Odlum is writing another book that is a somewhat prequel.

“It was hard at first (talking about my condition) because I didn’t like everybody knowing my business,” Odlum said.

He’s hoping to share that the treatment actually does work, but there’s a proper way to use it. Then it’s worth it.

“It’s not just going to a shop and eating a bunch of mushrooms. There’s actually a bunch of science behind it,” he said.

Looking ahead

While studies are being done about cluster headaches, Odlum discovered it is genetic. Odlum worries his daughters, Grace and Glennon will inherit his condition. Neither of his parents had cluster headaches.

“I don’t know anybody in my family who has them, unless there is somebody suffering who never talked about it and no one ever knew what it was,” Odlum said. “It was just like back in the old days you just dealt with it.”

He said his sister has migraines but that they are “completely different” from what he goes through.

“It can be passed down but it’s sort of that crap shoot where I dread if one of my daughters has to go through this,” Odlum said. “It’s one of my biggest fears that one of them gets this from me.”

Odlum compares using the illegal substance psilocybin to a Greek tragedy.

“I know what works for me but I can’t get it,” he said.

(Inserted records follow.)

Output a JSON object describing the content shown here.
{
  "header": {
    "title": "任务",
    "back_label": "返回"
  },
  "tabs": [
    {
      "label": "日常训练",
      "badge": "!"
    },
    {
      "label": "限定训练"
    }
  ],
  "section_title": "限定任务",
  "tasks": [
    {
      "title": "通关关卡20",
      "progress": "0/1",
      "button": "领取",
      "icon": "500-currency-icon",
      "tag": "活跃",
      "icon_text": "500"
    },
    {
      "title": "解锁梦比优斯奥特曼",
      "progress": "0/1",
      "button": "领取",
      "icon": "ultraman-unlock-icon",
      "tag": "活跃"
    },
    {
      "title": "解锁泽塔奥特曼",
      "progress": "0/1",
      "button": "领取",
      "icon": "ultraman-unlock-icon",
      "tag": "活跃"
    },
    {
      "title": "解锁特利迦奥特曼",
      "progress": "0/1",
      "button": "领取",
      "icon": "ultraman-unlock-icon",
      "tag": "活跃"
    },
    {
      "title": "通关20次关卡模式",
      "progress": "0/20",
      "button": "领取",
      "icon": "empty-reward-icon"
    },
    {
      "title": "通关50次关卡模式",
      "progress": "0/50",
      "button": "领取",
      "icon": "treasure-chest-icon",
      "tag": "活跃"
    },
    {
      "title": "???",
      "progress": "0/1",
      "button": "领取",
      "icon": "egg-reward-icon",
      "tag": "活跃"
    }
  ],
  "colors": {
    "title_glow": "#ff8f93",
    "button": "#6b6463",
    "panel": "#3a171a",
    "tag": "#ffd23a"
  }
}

“The irony of the psilocybin being the only thing that has ever worked for me alongside with oxygen is that they are illegal. There are so many people out there that are trying to legalize it, but it’s scary because I know it works for me but I don’t really know how to find it or access it.

“I think that there is so much good that can be done with it, so I just hope they start legalizing it and states make it more accessible for people who have these chronic conditions who have no real cures.”